C’est une véritable œuvre d’art, un joyau de papier aussi rare que somptueux, qui s’apprête à prendre la lumière :...
Jules Verne : une source d’inspiration inépuisable pour la bande dessinée.
Depuis plus d’un siècle, l’œuvre de Jules Verne n’a cessé de nourrir l’imaginaire collectif. Si ses romans ont été adaptés au cinéma, à la télévision ou encore sur les planches de théâtre, c’est dans le domaine de la bande dessinée que son influence a connu un rayonnement particulièrement riche et varié. En se prêtant aux déclinaisons graphiques, ses récits visionnaires ont offert aux illustrateurs un matériau exceptionnel, oscillant entre fidélité aux textes et relectures audacieuses.

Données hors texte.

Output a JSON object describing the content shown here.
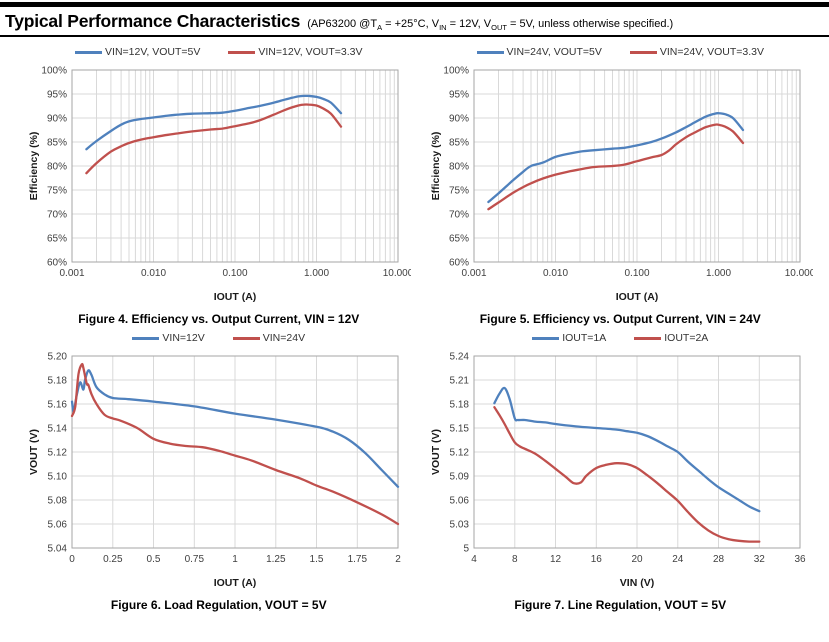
{
  "header": {
    "title": "Typical Performance Characteristics",
    "subtitle_parts": {
      "p1": "(AP63200 @T",
      "s1": "A",
      "p2": " = +25°C, V",
      "s2": "IN",
      "p3": " = 12V, V",
      "s3": "OUT",
      "p4": " = 5V, unless otherwise specified.)"
    }
  },
  "colors": {
    "series_blue": "#4F81BD",
    "series_red": "#C0504D",
    "gridline": "#D9D9D9",
    "plot_border": "#A6A6A6",
    "tick_text": "#404040",
    "header_rule": "#000000"
  },
  "chart_data": [
    {
      "type": "line",
      "caption": "Figure 4. Efficiency vs. Output Current, VIN = 12V",
      "xlabel": "IOUT (A)",
      "ylabel": "Efficiency (%)",
      "x_scale": "log",
      "grid": true,
      "legend_position": "top",
      "xlim": [
        0.001,
        10
      ],
      "ylim": [
        60,
        100
      ],
      "x_ticks": [
        0.001,
        0.01,
        0.1,
        1,
        10
      ],
      "x_tick_labels": [
        "0.001",
        "0.010",
        "0.100",
        "1.000",
        "10.000"
      ],
      "y_ticks": [
        60,
        65,
        70,
        75,
        80,
        85,
        90,
        95,
        100
      ],
      "y_tick_labels": [
        "60%",
        "65%",
        "70%",
        "75%",
        "80%",
        "85%",
        "90%",
        "95%",
        "100%"
      ],
      "series": [
        {
          "name": "VIN=12V, VOUT=5V",
          "color": "#4F81BD",
          "x": [
            0.0015,
            0.002,
            0.003,
            0.004,
            0.005,
            0.007,
            0.01,
            0.015,
            0.02,
            0.03,
            0.05,
            0.07,
            0.1,
            0.15,
            0.2,
            0.3,
            0.4,
            0.5,
            0.6,
            0.7,
            0.8,
            1.0,
            1.2,
            1.5,
            2.0
          ],
          "y": [
            83.5,
            85.2,
            87.3,
            88.6,
            89.3,
            89.8,
            90.1,
            90.5,
            90.7,
            90.9,
            91.0,
            91.1,
            91.5,
            92.1,
            92.5,
            93.2,
            93.8,
            94.2,
            94.5,
            94.6,
            94.6,
            94.4,
            94.0,
            93.2,
            91.0
          ]
        },
        {
          "name": "VIN=12V, VOUT=3.3V",
          "color": "#C0504D",
          "x": [
            0.0015,
            0.002,
            0.003,
            0.004,
            0.005,
            0.007,
            0.01,
            0.015,
            0.02,
            0.03,
            0.05,
            0.07,
            0.1,
            0.15,
            0.2,
            0.3,
            0.4,
            0.5,
            0.6,
            0.7,
            0.8,
            1.0,
            1.2,
            1.5,
            2.0
          ],
          "y": [
            78.5,
            80.6,
            83.0,
            84.1,
            84.8,
            85.5,
            86.0,
            86.5,
            86.8,
            87.2,
            87.6,
            87.8,
            88.3,
            88.9,
            89.5,
            90.7,
            91.6,
            92.2,
            92.6,
            92.8,
            92.8,
            92.6,
            92.0,
            90.9,
            88.2
          ]
        }
      ]
    },
    {
      "type": "line",
      "caption": "Figure 5. Efficiency vs. Output Current, VIN = 24V",
      "xlabel": "IOUT (A)",
      "ylabel": "Efficiency (%)",
      "x_scale": "log",
      "grid": true,
      "legend_position": "top",
      "xlim": [
        0.001,
        10
      ],
      "ylim": [
        60,
        100
      ],
      "x_ticks": [
        0.001,
        0.01,
        0.1,
        1,
        10
      ],
      "x_tick_labels": [
        "0.001",
        "0.010",
        "0.100",
        "1.000",
        "10.000"
      ],
      "y_ticks": [
        60,
        65,
        70,
        75,
        80,
        85,
        90,
        95,
        100
      ],
      "y_tick_labels": [
        "60%",
        "65%",
        "70%",
        "75%",
        "80%",
        "85%",
        "90%",
        "95%",
        "100%"
      ],
      "series": [
        {
          "name": "VIN=24V, VOUT=5V",
          "color": "#4F81BD",
          "x": [
            0.0015,
            0.002,
            0.003,
            0.004,
            0.005,
            0.007,
            0.01,
            0.015,
            0.02,
            0.03,
            0.05,
            0.07,
            0.1,
            0.15,
            0.2,
            0.3,
            0.4,
            0.5,
            0.7,
            0.9,
            1.0,
            1.2,
            1.5,
            2.0
          ],
          "y": [
            72.5,
            74.3,
            77.0,
            78.8,
            80.0,
            80.7,
            81.9,
            82.6,
            83.0,
            83.3,
            83.6,
            83.8,
            84.3,
            85.0,
            85.7,
            87.0,
            88.1,
            89.0,
            90.3,
            90.9,
            91.0,
            90.8,
            90.0,
            87.5
          ]
        },
        {
          "name": "VIN=24V, VOUT=3.3V",
          "color": "#C0504D",
          "x": [
            0.0015,
            0.002,
            0.003,
            0.004,
            0.005,
            0.007,
            0.01,
            0.015,
            0.02,
            0.03,
            0.05,
            0.07,
            0.1,
            0.15,
            0.2,
            0.25,
            0.3,
            0.4,
            0.5,
            0.7,
            0.9,
            1.0,
            1.2,
            1.5,
            2.0
          ],
          "y": [
            71.0,
            72.4,
            74.4,
            75.6,
            76.4,
            77.4,
            78.2,
            78.9,
            79.3,
            79.8,
            80.0,
            80.3,
            81.0,
            81.8,
            82.3,
            83.3,
            84.5,
            86.0,
            86.9,
            88.1,
            88.6,
            88.6,
            88.2,
            87.2,
            84.8
          ]
        }
      ]
    },
    {
      "type": "line",
      "caption": "Figure 6. Load Regulation, VOUT = 5V",
      "xlabel": "IOUT (A)",
      "ylabel": "VOUT (V)",
      "x_scale": "linear",
      "grid": true,
      "legend_position": "top",
      "xlim": [
        0,
        2
      ],
      "ylim": [
        5.04,
        5.2
      ],
      "x_ticks": [
        0,
        0.25,
        0.5,
        0.75,
        1,
        1.25,
        1.5,
        1.75,
        2
      ],
      "x_tick_labels": [
        "0",
        "0.25",
        "0.5",
        "0.75",
        "1",
        "1.25",
        "1.5",
        "1.75",
        "2"
      ],
      "y_ticks": [
        5.04,
        5.06,
        5.08,
        5.1,
        5.12,
        5.14,
        5.16,
        5.18,
        5.2
      ],
      "y_tick_labels": [
        "5.04",
        "5.06",
        "5.08",
        "5.10",
        "5.12",
        "5.14",
        "5.16",
        "5.18",
        "5.20"
      ],
      "series": [
        {
          "name": "VIN=12V",
          "color": "#4F81BD",
          "x": [
            0,
            0.01,
            0.03,
            0.05,
            0.07,
            0.08,
            0.1,
            0.12,
            0.15,
            0.2,
            0.25,
            0.35,
            0.5,
            0.75,
            1.0,
            1.25,
            1.5,
            1.6,
            1.7,
            1.8,
            1.9,
            2.0
          ],
          "y": [
            5.162,
            5.154,
            5.168,
            5.178,
            5.172,
            5.18,
            5.188,
            5.184,
            5.174,
            5.168,
            5.165,
            5.164,
            5.162,
            5.158,
            5.152,
            5.147,
            5.141,
            5.137,
            5.13,
            5.119,
            5.105,
            5.091
          ]
        },
        {
          "name": "VIN=24V",
          "color": "#C0504D",
          "x": [
            0,
            0.02,
            0.04,
            0.06,
            0.07,
            0.09,
            0.1,
            0.12,
            0.15,
            0.2,
            0.25,
            0.3,
            0.4,
            0.5,
            0.6,
            0.7,
            0.8,
            0.9,
            1.0,
            1.1,
            1.25,
            1.4,
            1.5,
            1.6,
            1.75,
            1.9,
            2.0
          ],
          "y": [
            5.15,
            5.158,
            5.185,
            5.193,
            5.19,
            5.177,
            5.176,
            5.168,
            5.16,
            5.151,
            5.148,
            5.146,
            5.14,
            5.131,
            5.127,
            5.125,
            5.124,
            5.121,
            5.117,
            5.113,
            5.105,
            5.098,
            5.092,
            5.087,
            5.078,
            5.068,
            5.06
          ]
        }
      ]
    },
    {
      "type": "line",
      "caption": "Figure 7. Line Regulation, VOUT = 5V",
      "xlabel": "VIN (V)",
      "ylabel": "VOUT (V)",
      "x_scale": "linear",
      "grid": true,
      "legend_position": "top",
      "xlim": [
        4,
        36
      ],
      "ylim": [
        5,
        5.24
      ],
      "x_ticks": [
        4,
        8,
        12,
        16,
        20,
        24,
        28,
        32,
        36
      ],
      "x_tick_labels": [
        "4",
        "8",
        "12",
        "16",
        "20",
        "24",
        "28",
        "32",
        "36"
      ],
      "y_ticks": [
        5,
        5.03,
        5.06,
        5.09,
        5.12,
        5.15,
        5.18,
        5.21,
        5.24
      ],
      "y_tick_labels": [
        "5",
        "5.03",
        "5.06",
        "5.09",
        "5.12",
        "5.15",
        "5.18",
        "5.21",
        "5.24"
      ],
      "series": [
        {
          "name": "IOUT=1A",
          "color": "#4F81BD",
          "x": [
            6,
            6.5,
            7,
            7.5,
            8,
            8.3,
            9,
            10,
            11,
            12,
            14,
            16,
            18,
            19,
            20,
            21,
            22,
            23,
            24,
            25,
            26,
            27,
            28,
            29,
            30,
            31,
            32
          ],
          "y": [
            5.181,
            5.193,
            5.2,
            5.186,
            5.162,
            5.16,
            5.16,
            5.158,
            5.157,
            5.155,
            5.152,
            5.15,
            5.148,
            5.146,
            5.144,
            5.14,
            5.134,
            5.127,
            5.12,
            5.108,
            5.097,
            5.086,
            5.076,
            5.068,
            5.06,
            5.052,
            5.046
          ]
        },
        {
          "name": "IOUT=2A",
          "color": "#C0504D",
          "x": [
            6,
            6.5,
            7,
            7.5,
            8,
            8.5,
            9,
            10,
            11,
            12,
            13,
            13.8,
            14.5,
            15,
            16,
            17,
            18,
            19,
            20,
            21,
            22,
            23,
            24,
            25,
            26,
            27,
            28,
            29,
            30,
            31,
            32
          ],
          "y": [
            5.176,
            5.166,
            5.155,
            5.143,
            5.132,
            5.127,
            5.124,
            5.118,
            5.109,
            5.099,
            5.089,
            5.081,
            5.082,
            5.09,
            5.1,
            5.104,
            5.106,
            5.105,
            5.1,
            5.091,
            5.081,
            5.07,
            5.059,
            5.045,
            5.032,
            5.022,
            5.015,
            5.011,
            5.009,
            5.008,
            5.008
          ]
        }
      ]
    }
  ]
}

Les premières adaptations graphiques : des images d’Épinal à la BD jeunesse
Les premières adaptations des œuvres de Jules Verne remontent à la fin du XIXe siècle avec les célèbres images d’Épinal, publiées par la famille Pellerin. Ces illustrations résumaient certains romans majeurs comme Cinq semaines en ballon ou Voyages et aventures du capitaine Hatteras. Destinées à un public populaire, elles condensent l’intrigue des récits tout en traduisant visuellement le merveilleux technologique propre à Verne.
Le XXe siècle voit les romans de Verne entrer dans l’univers de la bande dessinée jeunesse, notamment en France avec des publications dans des revues comme Lisette ou Spirou. Bien que ces adaptations soient souvent simplifiées pour convenir à un jeune lectorat, elles permettent de perpétuer la fascination pour l’univers vernien. Ces récits étaient parfois fantaisistes, comme l’explique Philippe Burgaud dans Jules Verne en 60 ans de bandes dessinées, mais participaient à diffuser son œuvre auprès d’un public élargi.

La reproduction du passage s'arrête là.